- Chapman in 2008

Member of the House of Lords
- Lord Temporal
- Life peerage 24 June 2004 – 3 September 2009

Personal details
- Born: 3 August 1961
- Died: 3 September 2009 (aged 48)

= Nicky Chapman, Baroness Chapman =

British peer and activist (1961–2009)

Nicola Jane Chapman, Baroness Chapman (3 August 1961 - 3 September 2009) was a British peer and disability rights activist.

Chapman was born in Leeds, with a congenital disability, Osteogenesis imperfecta (brittle bone disease). She was expected to survive only a few hours after her birth, but lived into her 40s, by which time she estimated she had at least 600 bone fractures. She reached 2 ft 9 in in height, and used an electric wheelchair.

She was educated at home, and then at John Jamieson School in Leeds, a school for children with physical disabilities. She later moved to the mainstream Park Lane College of Higher Education and then studied mathematics and management at Trinity and All Saints College in Horsforth. She was a volunteer tutor for the Apex Trust, then worked at Leeds City Council and then became a teacher in adult education, before her disability forced her to give up work. She continued as a volunteer disability activist, campaigning for independent living and access to public buildings. She was chair of the Leeds Centre for Integrated Living and the Leeds United Disabled Organisation (Ludo).

She was appointed to the House of Lords on 24 June 2004 as Baroness Chapman, of Leeds in the County of West Yorkshire and was the first person with a congenital disability to sit in the House of Lords. Her peerage was conferred on the recommendation of the House of Lords Appointments Commission, sometimes known as the "People's Peers" scheme. She had been nominated for her peerage by the Habinteg Housing Association, an organisation that provides practical support for those with disabilities, which she chaired.

She gave her maiden speech in the debate on the Mental Capacity Bill, critiquing provisions that would allow an appointed person to make medical decisions on behalf of a disabled patient, saying that "If the Bill had been passed 43 years ago, I would not be here." She later spoke against proposals to assist people with a terminal illness to end their life. She also campaigned for section 36 of the Disability Discrimination Act 1995 to be brought into force, giving taxi drivers a duty to transport passengers in wheelchairs.

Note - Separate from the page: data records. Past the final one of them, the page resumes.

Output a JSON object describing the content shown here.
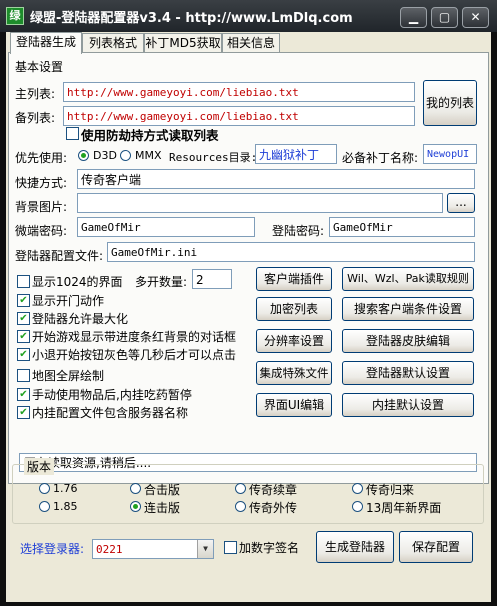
{
  "window": {
    "title": "绿盟-登陆器配置器v3.4 - http://www.LmDlq.com",
    "app_icon": "green-leaf-icon"
  },
  "tabs": [
    "登陆器生成",
    "列表格式",
    "补丁MD5获取",
    "相关信息"
  ],
  "basic_settings": {
    "heading": "基本设置",
    "main_list_label": "主列表:",
    "main_list_value": "http://www.gameyoyi.com/liebiao.txt",
    "backup_list_label": "备列表:",
    "backup_list_value": "http://www.gameyoyi.com/liebiao.txt",
    "my_list_button": "我的列表",
    "anti_hijack_label": "使用防劫持方式读取列表",
    "priority_label": "优先使用:",
    "radio_d3d": "D3D",
    "radio_mmx": "MMX",
    "resources_label": "Resources目录:",
    "resources_value": "九幽狱补丁",
    "patch_label": "必备补丁名称:",
    "patch_value": "NewopUI",
    "shortcut_label": "快捷方式:",
    "shortcut_value": "传奇客户端",
    "bg_image_label": "背景图片:",
    "bg_image_value": "",
    "browse_button": "...",
    "micro_password_label": "微端密码:",
    "micro_password_value": "GameOfMir",
    "login_password_label": "登陆密码:",
    "login_password_value": "GameOfMir",
    "config_file_label": "登陆器配置文件:",
    "config_file_value": "GameOfMir.ini"
  },
  "options": {
    "show_1024": "显示1024的界面",
    "multi_count_label": "多开数量:",
    "multi_count_value": "2",
    "show_door_anim": "显示开门动作",
    "allow_maximize": "登陆器允许最大化",
    "progress_dialog": "开始游戏显示带进度条红背景的对话框",
    "small_exit_gray": "小退开始按钮灰色等几秒后才可以点击",
    "fullscreen_map": "地图全屏绘制",
    "manual_items": "手动使用物品后,内挂吃药暂停",
    "include_server_name": "内挂配置文件包含服务器名称"
  },
  "buttons": {
    "client_plugin": "客户端插件",
    "wil_rules": "Wil、Wzl、Pak读取规则",
    "encrypt_list": "加密列表",
    "search_client": "搜索客户端条件设置",
    "resolution": "分辨率设置",
    "skin_edit": "登陆器皮肤编辑",
    "integrate_file": "集成特殊文件",
    "launcher_default": "登陆器默认设置",
    "ui_edit": "界面UI编辑",
    "plugin_default": "内挂默认设置"
  },
  "status_text": "正在读取资源,请稍后....",
  "version": {
    "heading": "版本",
    "options": [
      {
        "label": "1.76",
        "selected": false
      },
      {
        "label": "合击版",
        "selected": false
      },
      {
        "label": "传奇续章",
        "selected": false
      },
      {
        "label": "传奇归来",
        "selected": false
      },
      {
        "label": "1.85",
        "selected": false
      },
      {
        "label": "连击版",
        "selected": true
      },
      {
        "label": "传奇外传",
        "selected": false
      },
      {
        "label": "13周年新界面",
        "selected": false
      }
    ]
  },
  "footer": {
    "select_label": "选择登录器:",
    "select_value": "0221",
    "digital_sign": "加数字签名",
    "generate_button": "生成登陆器",
    "save_button": "保存配置"
  },
  "colors": {
    "accent_red": "#c00000",
    "title_blue": "#1f3fd6",
    "check_green": "#21a121"
  }
}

She had a love of Leeds United Football Club, regularly attended games at Elland Road and was chair of the Leeds United Disabled Supporters Organisation. In 2010 Leeds United renamed the banqueting suite to "The Nicky Chapman Suite".

She died of pneumonia, at Leeds General Infirmary.

==Recognition==
In 2010 Leeds United renamed the banqueting suite to "The Nicky Chapman Suite". Chapman had a love of Leeds United Football Club, regularly attended games at Elland Road and was chair of the Leeds United Disabled Supporters Organisation.

Chapman's name is one of those featured on the sculpture Ribbons, unveiled in 2024.